С этих пор бобы занимали не менее двух "полей", я лично высаживал их по строгой разметке и один раз полол. Сохранилась фотография 1983 года: мать возле бобов, которые выше нее. Осенью зрелыми стручками наполнялись ящики и корзины, на террасе шло их многочасовое лущение, затем семена сохли на расстеленных всюду газетах, конечный результат измерялся ведрами. Казалось, я мог торжествовать победу. Но тут неожиданно взбунтовался отец: ему не хотелось каждый раз возиться с размачиванием и мясорубкой. "Что мы, голодные, что ли?" - восклицал он. На помощь - видимо, из духа противоречия - явилась мама. Несколько раз она добросовестно исполняла бобовую процедуру с весьма неплохим результатом. Но поскольку систематический кухонный труд не входил в ее планы, дело скоро застопорилось.

Конечно, я мог бы взять приготовление паштета на себя, но атмосфера в семье не располагала к совместному труду. Поэтому посадки бобов сократились, а прежние урожаи годами лежали в больших пятилитровых банках. Потом откуда-то наползли жучки, которые изгрызли часть семян, превратив их в труху. Наконец, уже на исходе 1990-х годов, эти древние окаменелости перекочевали в мусорное ведро. Хотя у меня шевелится подозрение: если бы я убедил отца, что идея о бобах принадлежит ему, сытный и довольно вкусный бобовый паштет не пропадал бы у нас со стола. Причина, таким образом, коренится не в кулинарных трудностях, а в адском состоянии духа, что, согласитесь, гораздо серьезнее.

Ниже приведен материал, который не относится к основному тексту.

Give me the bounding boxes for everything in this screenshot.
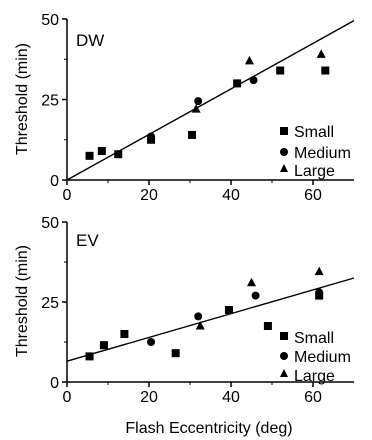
point-small (120, 330, 129, 338)
point-medium (251, 291, 260, 300)
point-small (263, 322, 272, 330)
x-tick-label: 60 (304, 187, 322, 204)
point-small (85, 151, 94, 160)
legend-marker-medium (280, 148, 288, 156)
y-tick-label: 25 (41, 93, 59, 110)
point-small (85, 352, 94, 361)
point-small (99, 341, 108, 350)
legend-marker-medium (280, 352, 288, 360)
x-axis-label: Flash Eccentricity (deg) (125, 420, 292, 437)
x-tick-label: 20 (140, 389, 158, 406)
point-small (171, 349, 180, 358)
legend-top: Small Medium Large (280, 124, 351, 180)
legend-bottom: Small Medium Large (280, 330, 351, 385)
legend-label-medium: Medium (294, 145, 351, 162)
point-small (114, 150, 123, 159)
legend-marker-small (280, 332, 288, 340)
regression-line (66, 277, 355, 362)
panel-dw: DW Threshold (min) Small Medium Large 0 2… (14, 12, 355, 204)
y-tick-label: 50 (41, 12, 59, 29)
y-axis-label-top: Threshold (min) (14, 43, 31, 155)
legend-label-medium: Medium (294, 349, 351, 366)
x-tick-label: 40 (222, 389, 240, 406)
point-small (188, 130, 197, 139)
x-tick-label: 40 (222, 187, 240, 204)
y-tick-label: 0 (50, 173, 59, 190)
point-small (276, 66, 285, 75)
y-axis-label-bottom: Threshold (min) (14, 245, 31, 357)
legend-label-small: Small (294, 124, 334, 141)
point-large (316, 49, 326, 58)
panel-label-ev: EV (76, 231, 99, 250)
legend-marker-small (280, 127, 288, 135)
point-medium (147, 132, 156, 141)
point-large (314, 266, 324, 276)
point-medium (315, 288, 324, 297)
point-small (224, 306, 233, 314)
panel-ev: EV Threshold (min) Small Medium Large Fl… (14, 215, 355, 437)
point-large (191, 104, 201, 113)
point-small (233, 79, 242, 88)
point-medium (194, 97, 203, 106)
panel-label-dw: DW (76, 31, 104, 50)
point-medium (249, 76, 258, 85)
point-small (321, 66, 330, 75)
x-tick-label: 60 (304, 389, 322, 406)
point-large (247, 277, 256, 287)
x-tick-label: 0 (63, 187, 72, 204)
y-tick-label: 25 (41, 295, 59, 312)
point-medium (147, 338, 156, 346)
y-tick-label: 0 (50, 375, 59, 392)
point-medium (194, 312, 203, 321)
point-large (195, 321, 205, 330)
legend-label-large: Large (294, 368, 335, 385)
point-large (244, 55, 254, 65)
legend-marker-large (280, 164, 288, 172)
y-tick-label: 50 (41, 215, 59, 232)
x-tick-label: 20 (140, 187, 158, 204)
legend-label-large: Large (294, 163, 335, 180)
legend-label-small: Small (294, 330, 334, 347)
legend-marker-large (280, 369, 288, 377)
point-small (97, 147, 106, 156)
x-tick-label: 0 (63, 389, 72, 406)
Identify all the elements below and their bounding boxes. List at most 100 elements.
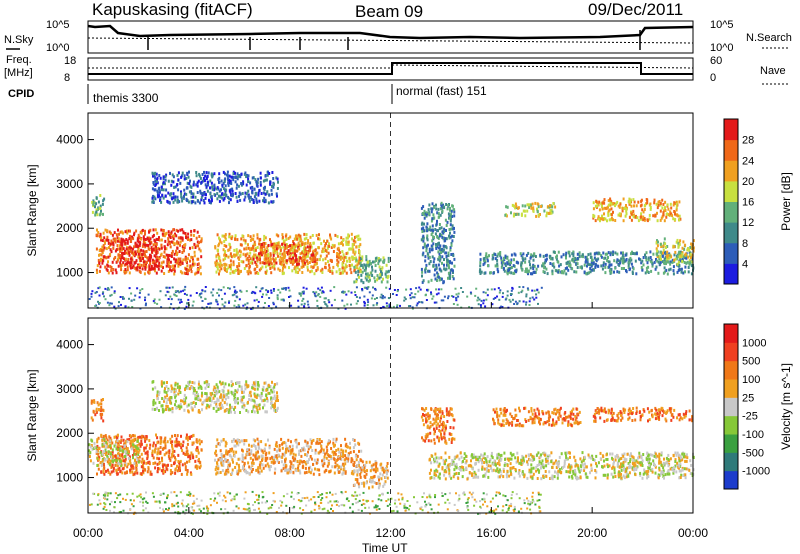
echo-cell [88,443,91,447]
echo-cell [136,450,138,454]
echo-cell [283,263,285,267]
echo-cell [517,212,520,216]
echo-cell [155,249,158,253]
echo-cell [249,261,252,265]
echo-cell [222,193,225,197]
echo-cell [616,258,619,262]
echo-cell [136,268,139,272]
echo-cell [441,255,444,259]
echo-cell [241,390,244,394]
echo-cell [167,270,170,273]
echo-cell [312,241,315,245]
echo-cell [431,207,434,211]
echo-cell [119,263,122,267]
echo-cell [217,398,220,402]
echo-cell [176,385,179,389]
echo-cell [443,263,445,267]
echo-cell [425,293,427,296]
echo-cell [249,196,252,200]
echo-cell [664,252,667,256]
echo-cell [301,290,304,293]
echo-cell [433,205,436,209]
echo-cell [135,259,138,263]
echo-cell [179,459,182,463]
echo-cell [647,265,650,269]
echo-cell [156,189,159,193]
echo-cell [240,260,243,264]
echo-cell [96,271,99,274]
echo-cell [291,251,294,255]
echo-cell [145,261,148,264]
echo-cell [638,257,640,261]
echo-cell [185,293,188,296]
echo-cell [156,441,159,445]
echo-cell [183,408,186,412]
echo-cell [124,305,127,308]
echo-cell [195,236,198,240]
echo-cell [256,258,259,262]
echo-cell [137,450,140,454]
echo-cell [172,307,175,310]
echo-cell [231,294,234,297]
echo-cell [255,263,258,266]
echo-cell [135,463,138,467]
echo-cell [477,296,480,299]
echo-cell [199,189,202,193]
echo-cell [344,307,347,310]
echo-cell [437,229,439,233]
echo-cell [144,468,147,472]
echo-cell [163,232,166,236]
echo-cell [195,438,198,442]
echo-cell [237,256,240,260]
echo-cell [209,186,211,190]
echo-cell [151,171,154,175]
echo-cell [669,202,672,206]
colorbar-segment [724,160,738,182]
echo-cell [99,461,102,464]
echo-cell [135,243,138,247]
echo-cell [244,191,247,195]
echo-cell [208,398,211,402]
echo-cell [241,192,244,195]
echo-cell [296,262,298,266]
echo-cell [270,188,273,192]
echo-cell [355,256,357,260]
echo-cell [92,410,95,414]
echo-cell [371,260,374,264]
echo-cell [224,409,227,413]
echo-cell [129,249,132,253]
echo-cell [174,383,177,387]
echo-cell [355,245,358,249]
echo-cell [439,257,442,261]
echo-cell [197,386,200,390]
echo-cell [169,437,172,441]
echo-cell [496,254,499,258]
echo-cell [169,268,171,272]
echo-cell [197,262,200,266]
echo-cell [438,278,441,282]
echo-cell [168,449,171,453]
echo-cell [357,273,360,277]
echo-cell [664,209,667,212]
echo-cell [276,391,278,395]
echo-cell [515,260,518,264]
echo-cell [282,241,285,245]
echo-cell [139,444,142,448]
echo-cell [165,451,168,455]
echo-cell [198,380,200,384]
echo-cell [682,240,685,244]
echo-cell [128,297,130,300]
echo-cell [265,269,268,273]
echo-cell [435,222,438,226]
echo-cell [502,260,505,264]
echo-cell [133,472,136,476]
echo-cell [120,268,123,272]
echo-cell [113,458,116,462]
echo-cell [179,240,182,244]
echo-cell [239,192,242,196]
echo-cell [645,198,648,201]
echo-cell [366,274,368,278]
echo-cell [494,264,497,268]
echo-cell [422,251,425,255]
echo-cell [210,195,213,199]
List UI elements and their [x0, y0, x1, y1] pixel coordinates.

Напоследок нужно еще упомянуть про картошку. Уже одна мысль об ее посадке вызывала желчную брань Валентины, которая справедливо указывала на ее цену в 10 копеек. Впрочем, как-то в моем раннем детстве Алексей посадил грядочку, и мне показывали: гляди, это та самая картошка. В 1980-е годы под нее стали отводить одно или два из числа расплодившихся "полей", но она совершенно не желала расти. Как-то я специально принял шефство над картофельным "полем", ревностно чистил его, окучивал, обильно поливал в засуху - а результат получился нулевой: сколько посадили, столько и сняли, но с той существенной разницей, что сажали крупные клубни, а по осени накопали "горох". Между тем даже смешно представить, что на колхозных полях картошка может претендовать хотя бы на сотую долю того внимания, которое уделял я. Этот эксперимент показал мне со всей очевидностью степень бесплодия нашей земли (или, если угодно, факт ее Господнего проклятия). Любые агротехнические новации в этих условиях не имели никакого смысла.